In recent decades, various roles of the gut microbiota in physiological and pathological conditions have been uncovered. Among the many interacting pathways between the host and gut flora, the gut–brain axis has drawn increasing attention and is generally considered a promising way to understand and treat brain tumors, one of the most lethal neoplasms.
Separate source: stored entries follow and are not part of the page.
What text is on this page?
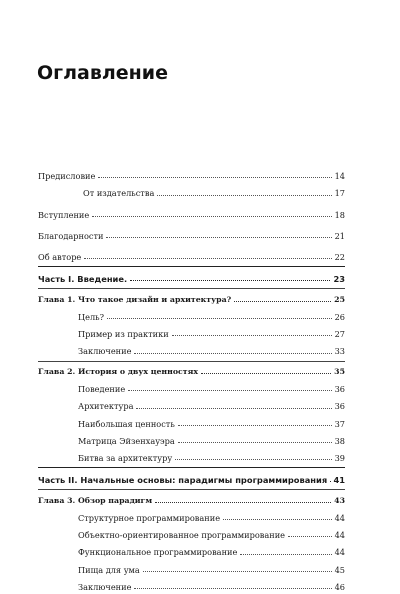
Оглавление
Предисловие	14
От издательства	17
Вступление	18
Благодарности	21
Об авторе	22
Часть I. Введение.	23
Глава 1. Что такое дизайн и архитектура?	25
Цель?	26
Пример из практики	27
Заключение	33
Глава 2. История о двух ценностях	35
Поведение	36
Архитектура	36
Наибольшая ценность	37
Матрица Эйзенхауэра	38
Битва за архитектуру	39
Часть II. Начальные основы: парадигмы программирования 41
Глава 3. Обзор парадигм	43
Структурное программирование	44
Объектно-ориентированное программирование	44
Функциональное программирование	44
Пища для ума	45
Заключение	46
In this narrative review, we aimed to unveil and dissect the sophisticated mechanisms by which the gut‐brain axis exerts its influence on brain tumors. Furthermore, we summarized the latest research regarding the gastrointestinal microbial landscape and the effect of gut–brain axis malfunction on different brain tumors. Finally, we outlined the ongoing developing approaches of microbial manipulation and their corresponding research related to neuro‐malignancies. Collectively, we recapitulated the advances in gut microbial alterations along with their potential interactive mechanisms in brain tumors and encouraged increased efforts in this area. Gut microbiota is a crucial component of the gut–brain axis. Perturbations in gut microbiota composition may set fire to the development of brain tumors. Here in this review, gut–brain axis was classified into three pairs of interactions, including immunological modulation, microbial metabolites‐mediated modulation, and direct invasion. By regulating the secretion of inflammatory factors and immune cell‐mediated responses, microbiota, and tumor cells interact with each other distantly. Microbial metabolites could be transported from gut to the brain via circulation, and thus intestinal metabolic imbalance might augment the overall metabolic imbalance seen in brain tumors. Apart from microbe‐related metabolites, microbe itself could be transported directly through BBB breach via circulation or parasitized immune cells. Specifically, we illustrated the altered microbial landscapes of three most common brain tumors (glioma, meningioma, and pituitary adenoma) along with their potential connections with disease‐specific pathological process.